The 60th Annual Meeting of Japanese Society of Pediatric Cardiology and Cardiac Surgery

Presentation information

Poster Session

肺循環・肺高血圧・呼吸器疾患

Poster Session(III-P02-2)

Sat. Jul 13, 2024 10:00 AM - 11:00 AM Poster venue (2F Multi-purpose Hall)

座長:武内 崇(海南医療センター 小児科)

[III-P02-2-04] The risk factor of worsening postoperative pulmonary hypertension after biventricular repair: report from Japanese Association of CHD-PH Registry

住友 直文1, 石崎 怜奈1, 内田 敬子2, 高月 晋一6, 石井 卓3, 石田 秀和5, 福島 裕之7, 小垣 滋豊8, 稲井 慶4, 土井 庄三郎9, 山岸 敬幸1 (1.慶應義塾大学 医学部 小児科学教室, 2.慶應義塾大学 保健管理センター, 3.東京医科歯科大学 小児科, 4.東京女子医科大学 循環器小児・成人先天性心疾患科, 5.大阪大学大学院医学系研究科 小児科学, 6.東邦大学医療センター大森病院 小児科, 7.東京歯科大学市川病院 小児科, 8.大阪急性期総合医療センター 小児科・新生児科, 9.災害医療センター 小児科)
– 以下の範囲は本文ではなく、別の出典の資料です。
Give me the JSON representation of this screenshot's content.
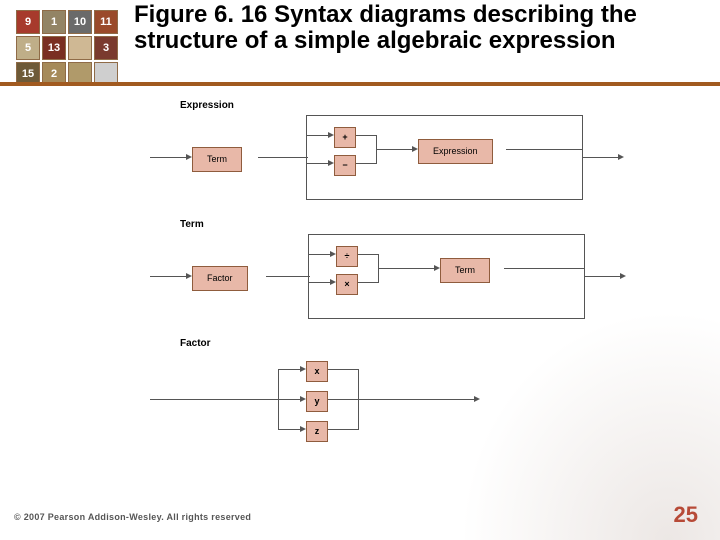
{
  "title": {
    "lead": "Figure 6. 16",
    "rest": "Syntax diagrams describing the structure of a simple algebraic expression"
  },
  "puzzle": {
    "cells": [
      {
        "n": "9",
        "bg": "#a73a2c"
      },
      {
        "n": "1",
        "bg": "#938465"
      },
      {
        "n": "10",
        "bg": "#6a6a6a"
      },
      {
        "n": "11",
        "bg": "#9a4a2a"
      },
      {
        "n": "5",
        "bg": "#bfae88"
      },
      {
        "n": "13",
        "bg": "#7a2f22"
      },
      {
        "n": "",
        "bg": "#cfb894"
      },
      {
        "n": "3",
        "bg": "#7a3a2e"
      },
      {
        "n": "15",
        "bg": "#6e5a38"
      },
      {
        "n": "2",
        "bg": "#a68a5a"
      },
      {
        "n": "",
        "bg": "#b09a6a"
      },
      {
        "n": "",
        "bg": "#cfcfcf"
      }
    ]
  },
  "diagrams": {
    "expression": {
      "title": "Expression",
      "term_box": "Term",
      "op1": "+",
      "op2": "−",
      "recurse_box": "Expression"
    },
    "term": {
      "title": "Term",
      "factor_box": "Factor",
      "op1": "÷",
      "op2": "×",
      "recurse_box": "Term"
    },
    "factor": {
      "title": "Factor",
      "sym1": "x",
      "sym2": "y",
      "sym3": "z"
    }
  },
  "footer": "© 2007 Pearson Addison-Wesley. All rights reserved",
  "page_number": "25"
}
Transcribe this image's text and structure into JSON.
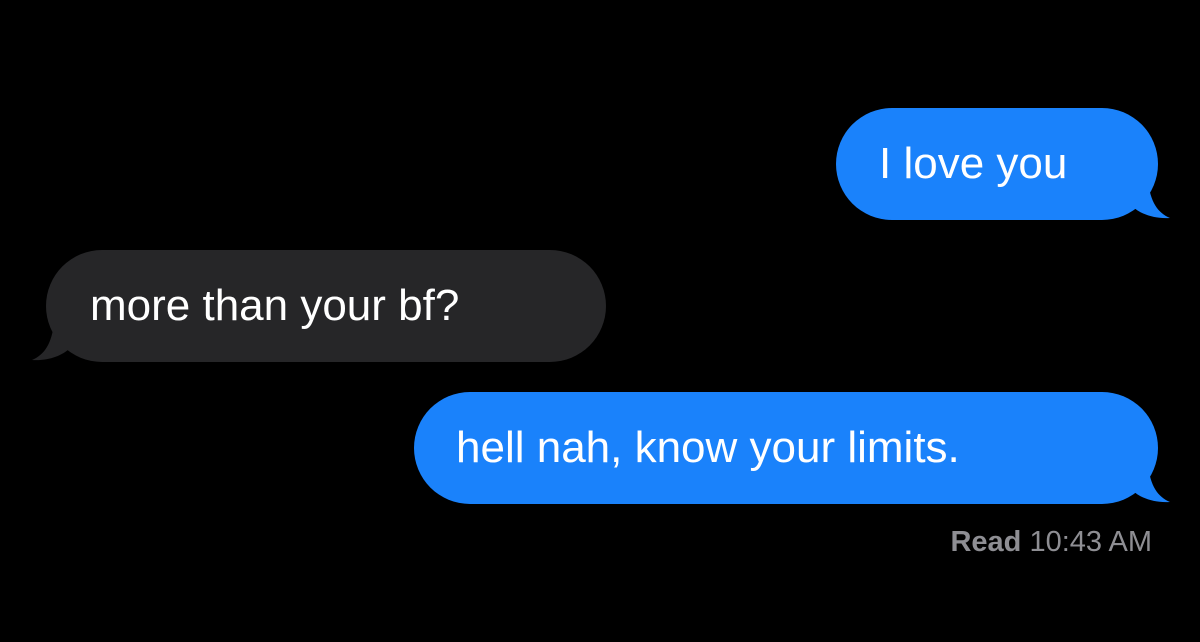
{
  "conversation": {
    "messages": [
      {
        "direction": "sent",
        "text": "I love you"
      },
      {
        "direction": "received",
        "text": "more than your bf?"
      },
      {
        "direction": "sent",
        "text": "hell nah, know your limits."
      }
    ],
    "read_receipt": {
      "label": "Read",
      "time": "10:43 AM"
    }
  },
  "colors": {
    "background": "#000000",
    "sent_bubble": "#1a82fb",
    "received_bubble": "#262628",
    "message_text": "#ffffff",
    "receipt_text": "#8e8e93"
  }
}
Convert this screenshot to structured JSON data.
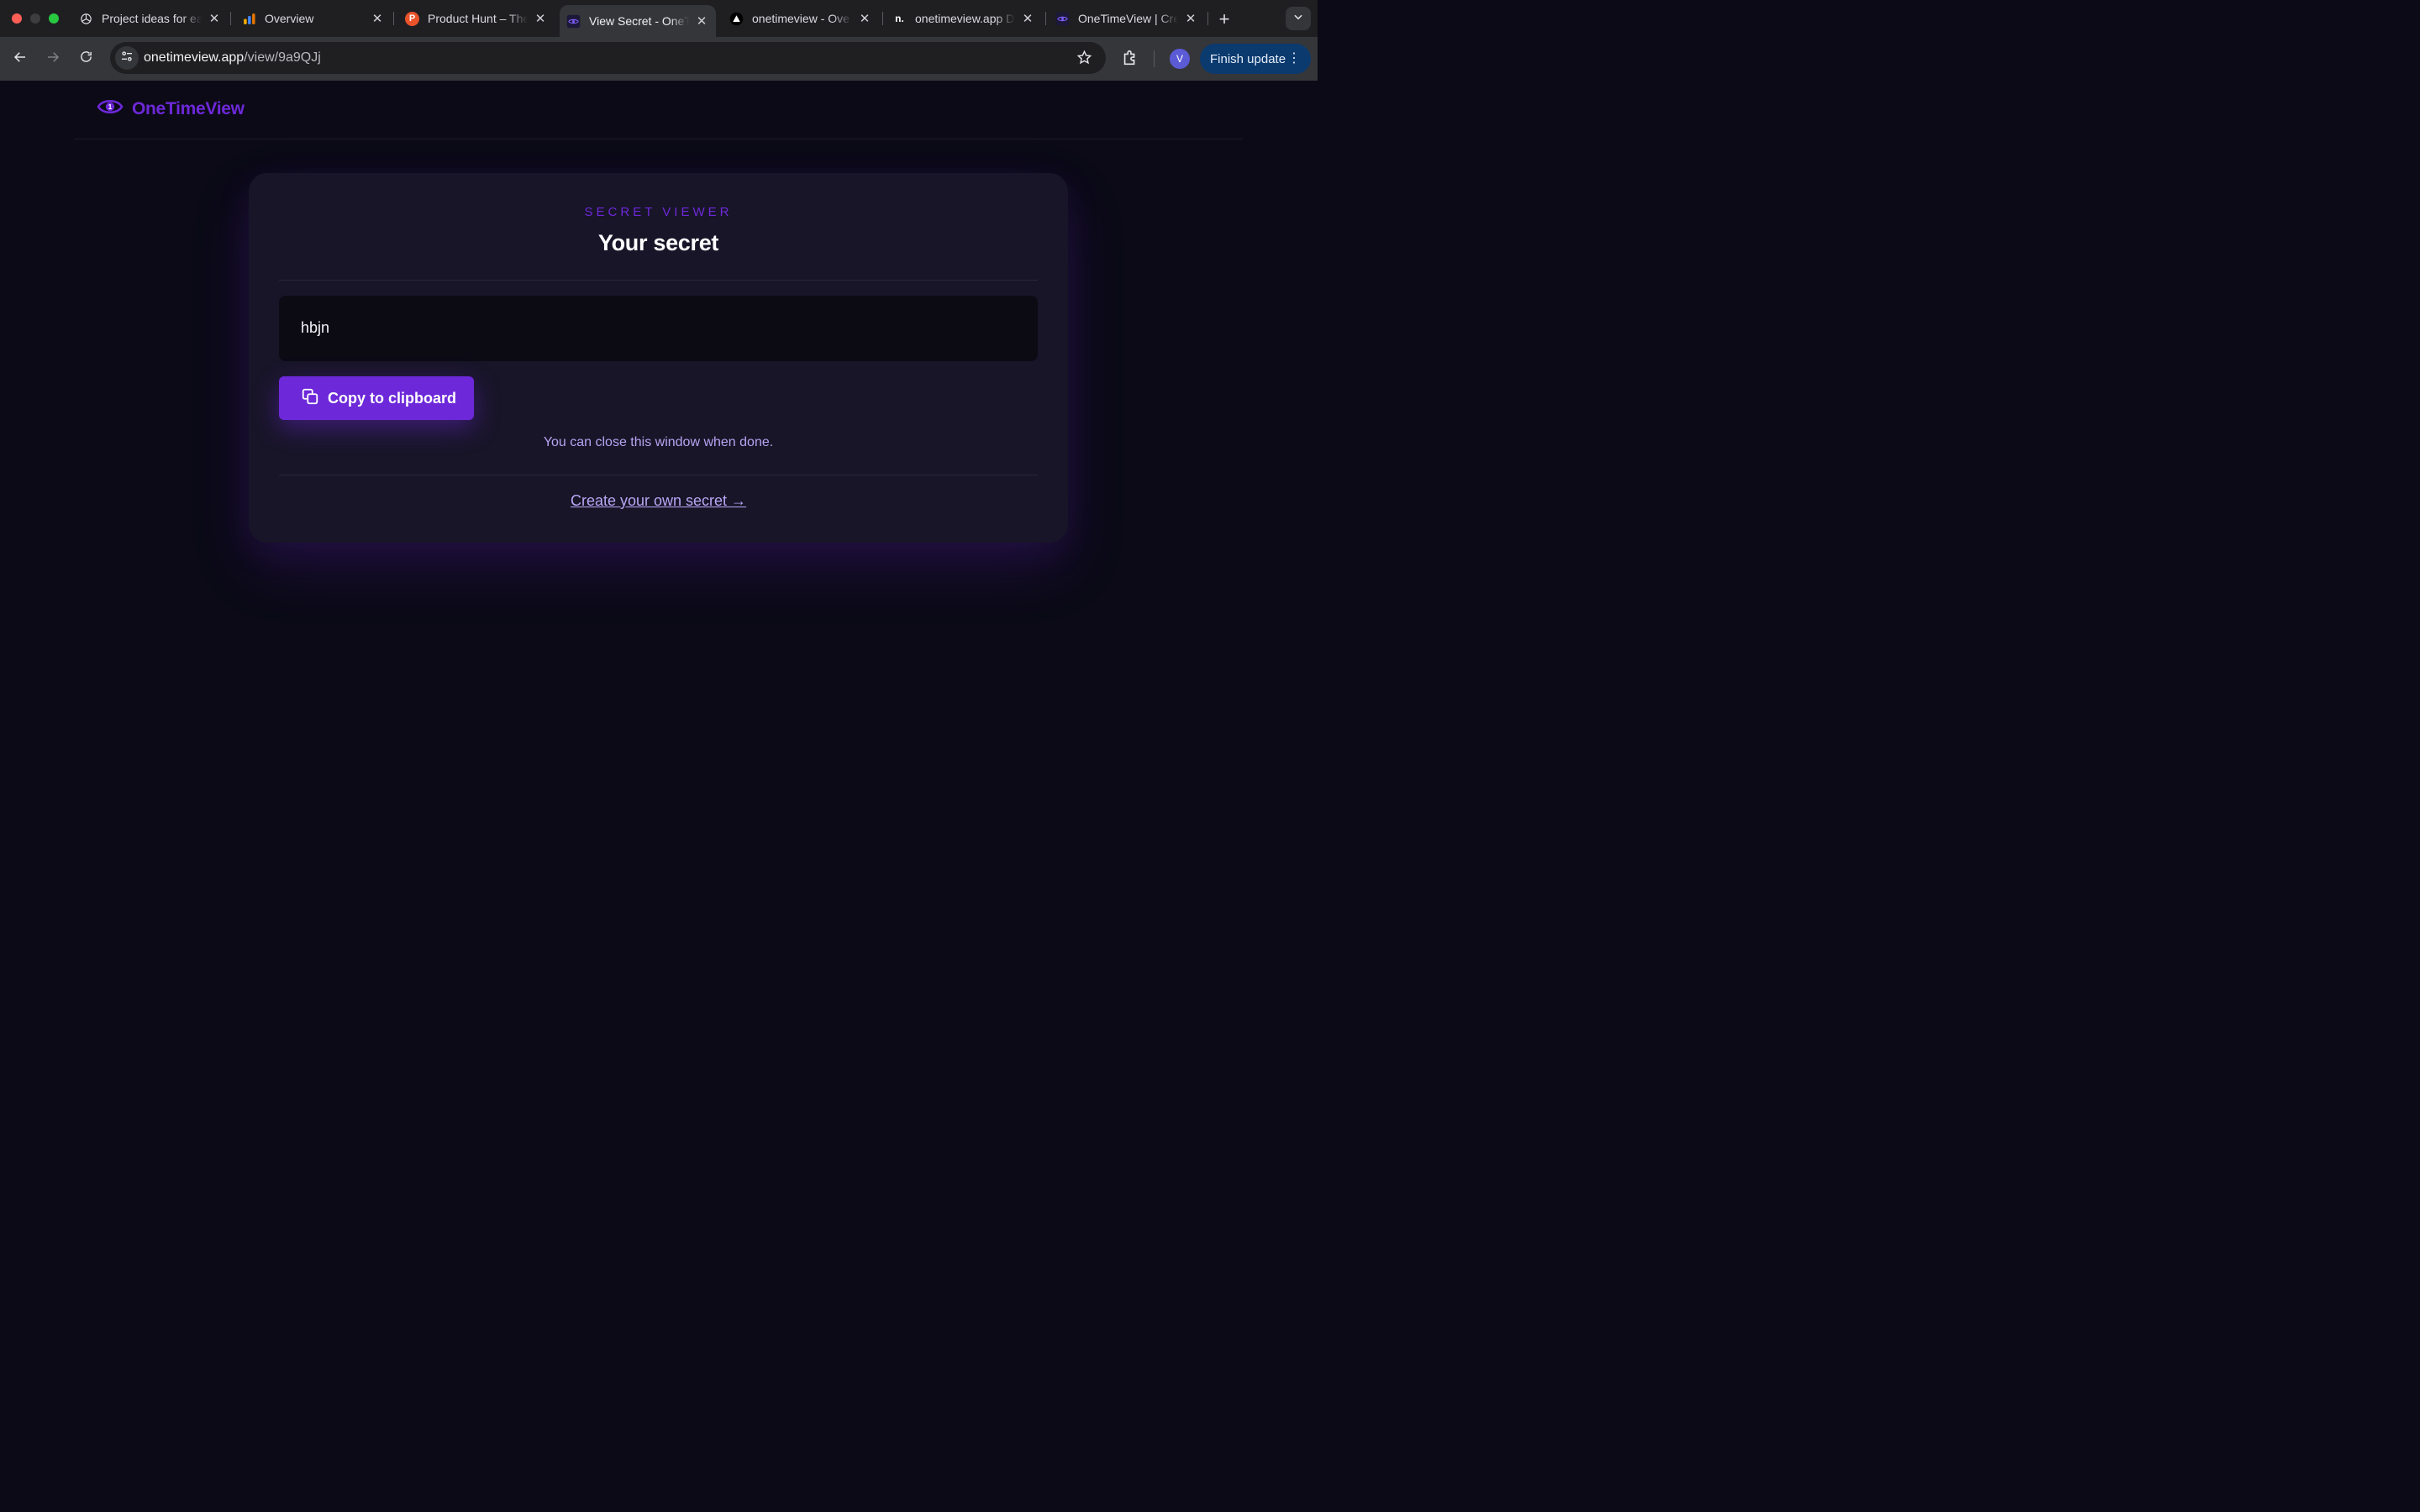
{
  "browser": {
    "tabs": [
      {
        "title": "Project ideas for ea",
        "icon": "openai-icon"
      },
      {
        "title": "Overview",
        "icon": "analytics-icon"
      },
      {
        "title": "Product Hunt – The",
        "icon": "product-hunt-icon"
      },
      {
        "title": "View Secret - OneT",
        "icon": "eye-icon",
        "active": true
      },
      {
        "title": "onetimeview - Ove",
        "icon": "vercel-icon"
      },
      {
        "title": "onetimeview.app D",
        "icon": "namecheap-icon"
      },
      {
        "title": "OneTimeView | Cre",
        "icon": "eye-icon"
      }
    ],
    "new_tab_label": "+",
    "url_host": "onetimeview.app",
    "url_path": "/view/9a9QJj",
    "avatar_letter": "V",
    "finish_update_label": "Finish update"
  },
  "site": {
    "logo_text": "OneTimeView",
    "brand_color": "#6d28d9"
  },
  "card": {
    "eyebrow": "SECRET VIEWER",
    "title": "Your secret",
    "secret_value": "hbjn",
    "copy_button_label": "Copy to clipboard",
    "note": "You can close this window when done.",
    "create_link": "Create your own secret →"
  }
}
Keywords:postoperative PH, レジストリ, 術後残存肺高血圧

【背景】昨年の本学術集会において、二心室修復術(ICR)後の残存肺高血圧症(術後PH)が経時的に増悪する患者群の存在をレジストリより報告したが、術後PHの増悪因子についてはまだ解明されていない。
【目的・方法】2021年8月から2023年12月の間にレジストリに登録された術後PH患者80名のうち、ICR後に心臓カテーテル検査(CC)で肺高血圧症(PH)と診断され、その後フォローアップのCC(fCC)が行われた患者31名(男16名)を対象とした。31名を診断時CCとfCCの間で、肺血管抵抗(Rp)が増悪した群(W群:7名)と、Rpが不変ないし改善した群(I群:24名)に分け、術後PHの増悪因子について検討した。
【結果】W群はI群に比較して(W群 vs I群で表記)、PH診断から登録までの年数が長い(中央値7.4年 vs 5.2年、p = 0.03)、fCC時のRpと右房圧が高い(Rp中央値8.3 W.U・m2 vs 3.3 W.U・m2、p = 0.05、右房圧中央値10 mmHg vs 7 mmHg、p = 0.02)、肺動脈閉鎖兼心室中隔欠損(PAVSD)の頻度が高い(28.6 % vs 0 %、p = 0.00)、姑息術実施例の頻度が高い(100 % vs 29.1 %、p<0.01)、という結果だった。また傾向の見られたものは、登録時年齢が高い(中央値18.4歳 vs 9.9歳、p = 0.08)、PH診断時のRpが低い(3.6 W.U・m2 vs 7.4 W.U・m2、p = 0.09)、心室中隔欠損の頻度が少ない(0 % vs 37.5 %、p = 0.054)、エンドセリン受容体拮抗薬の服用頻度が高い(85.7 % vs 50 %、p = 0.09)、プロスタサイクリン製剤の使用頻度が低い(0 % vs 20.8 %、p = 0.09)、という結果だった。
【考察・結論】姑息術を要した症例やPAVSDの症例では、術後PHが経時的に増悪する可能性が考えられた。一期的ICRが困難である全身状態や循環動態、およびPAVSD症例における先天的な肺動脈発育不全が、術後PH増悪と関係する可能性があると推察した。今後症例数やフォロー期間が延びることで、術後PHの増悪因子に関するさらなる解明が期待される。